In an interview with Radio Australia last year, Mark Palmer of EII confirmed that it is mostly the case that EII monitors do not go on board of the vessels, and their organization does not have the kind of resources to put observers on the "many thousands" of ships that are out there catching tuna.

Additionally, environmental groups have criticized Earth Island Institute's support of U.S. policies that do not require independent, on-board observation and instead only rely on self-certification by fishing captains. Even if there is a requirement of independent observers, the lack of uniformity in tracing and verifying certifications in different countries implies that non-certified products can still become certified if they are taken to a different port.

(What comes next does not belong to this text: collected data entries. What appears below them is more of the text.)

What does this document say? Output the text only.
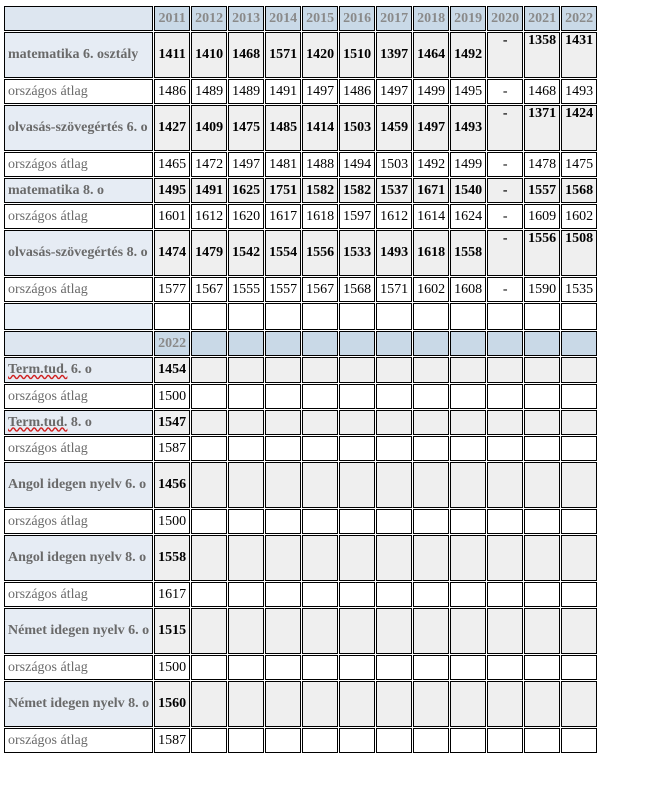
	2011	2012	2013	2014	2015	2016	2017	2018	2019	2020	2021	2022
matematika 6. osztály	1411	1410	1468	1571	1420	1510	1397	1464	1492	-	1358	1431
országos átlag	1486	1489	1489	1491	1497	1486	1497	1499	1495	-	1468	1493
olvasás-szövegértés 6. o	1427	1409	1475	1485	1414	1503	1459	1497	1493	-	1371	1424
országos átlag	1465	1472	1497	1481	1488	1494	1503	1492	1499	-	1478	1475
matematika 8. o	1495	1491	1625	1751	1582	1582	1537	1671	1540	-	1557	1568
országos átlag	1601	1612	1620	1617	1618	1597	1612	1614	1624	-	1609	1602
olvasás-szövegértés 8. o	1474	1479	1542	1554	1556	1533	1493	1618	1558	-	1556	1508
országos átlag	1577	1567	1555	1557	1567	1568	1571	1602	1608	-	1590	1535

	2022											
Term.tud. 6. o	1454											
országos átlag	1500											
Term.tud. 8. o	1547											
országos átlag	1587											
Angol idegen nyelv 6. o	1456											
országos átlag	1500											
Angol idegen nyelv 8. o	1558											
országos átlag	1617											
Német idegen nyelv 6. o	1515											
országos átlag	1500											
Német idegen nyelv 8. o	1560											
országos átlag	1587											
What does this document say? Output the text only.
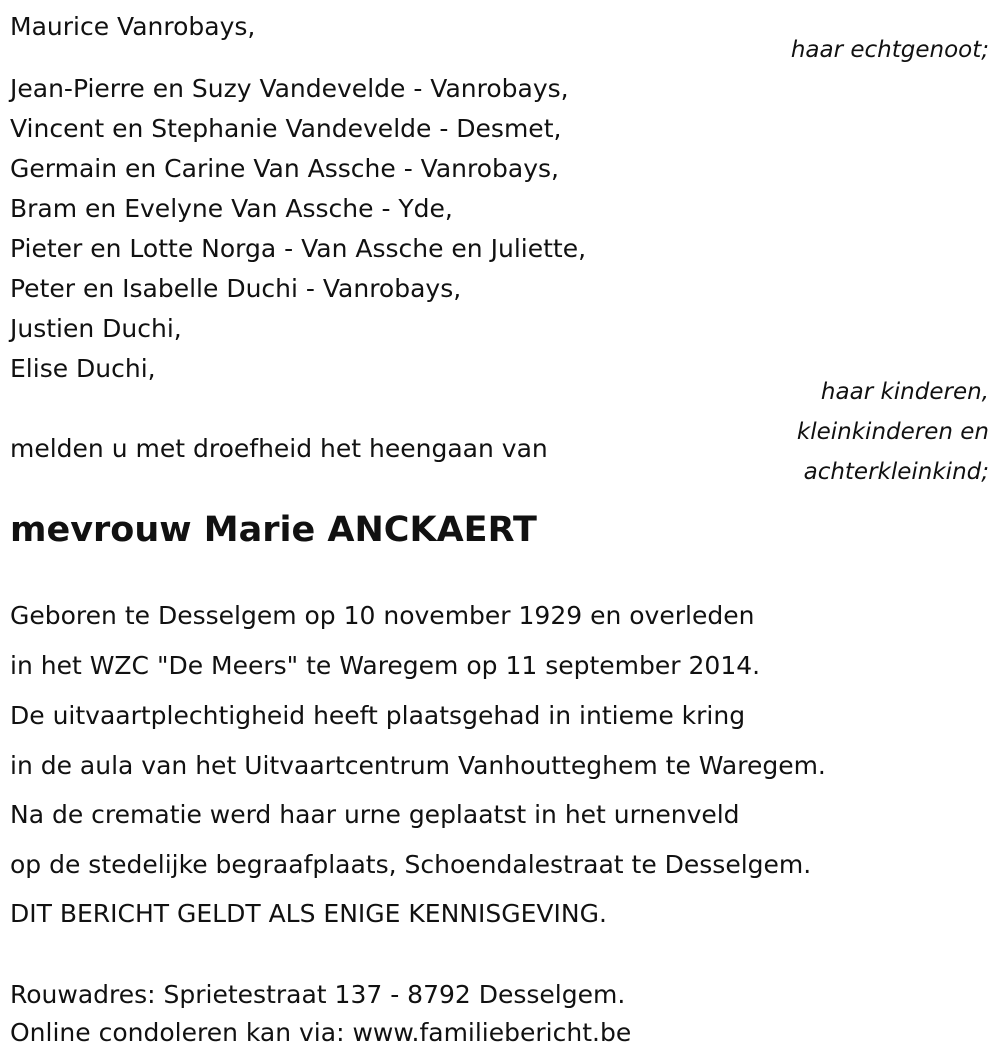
Maurice Vanrobays,
haar echtgenoot;
Jean-Pierre en Suzy Vandevelde - Vanrobays,
Vincent en Stephanie Vandevelde - Desmet,
Germain en Carine Van Assche - Vanrobays,
Bram en Evelyne Van Assche - Yde,
Pieter en Lotte Norga - Van Assche en Juliette,
Peter en Isabelle Duchi - Vanrobays,
Justien Duchi,
Elise Duchi,
haar kinderen,
kleinkinderen en
achterkleinkind;
melden u met droefheid het heengaan van
mevrouw Marie ANCKAERT
Geboren te Desselgem op 10 november 1929 en overleden
in het WZC "De Meers" te Waregem op 11 september 2014.
De uitvaartplechtigheid heeft plaatsgehad in intieme kring
in de aula van het Uitvaartcentrum Vanhoutteghem te Waregem.
Na de crematie werd haar urne geplaatst in het urnenveld
op de stedelijke begraafplaats, Schoendalestraat te Desselgem.
DIT BERICHT GELDT ALS ENIGE KENNISGEVING.
Rouwadres: Sprietestraat 137 - 8792 Desselgem.
Online condoleren kan via: www.familiebericht.be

=== Other ways of mitigating bycatch ===
- Implementing gear technology (changes in fishing gear and practices) was documented to mitigate cetacean bycatch.
- Buying tuna and other seafood that has a dolphin safe label.
- Buying Sustainable seafood.
- Supporting sustainable seafood companies and restaurants.
- Raising international awareness to assess, monitor, and mitigate bycatch problems.
- Creating legislation on responsible fishing practices.
- Developing and promote industry adoption of "Best Practice Guidelines" for fishing operations.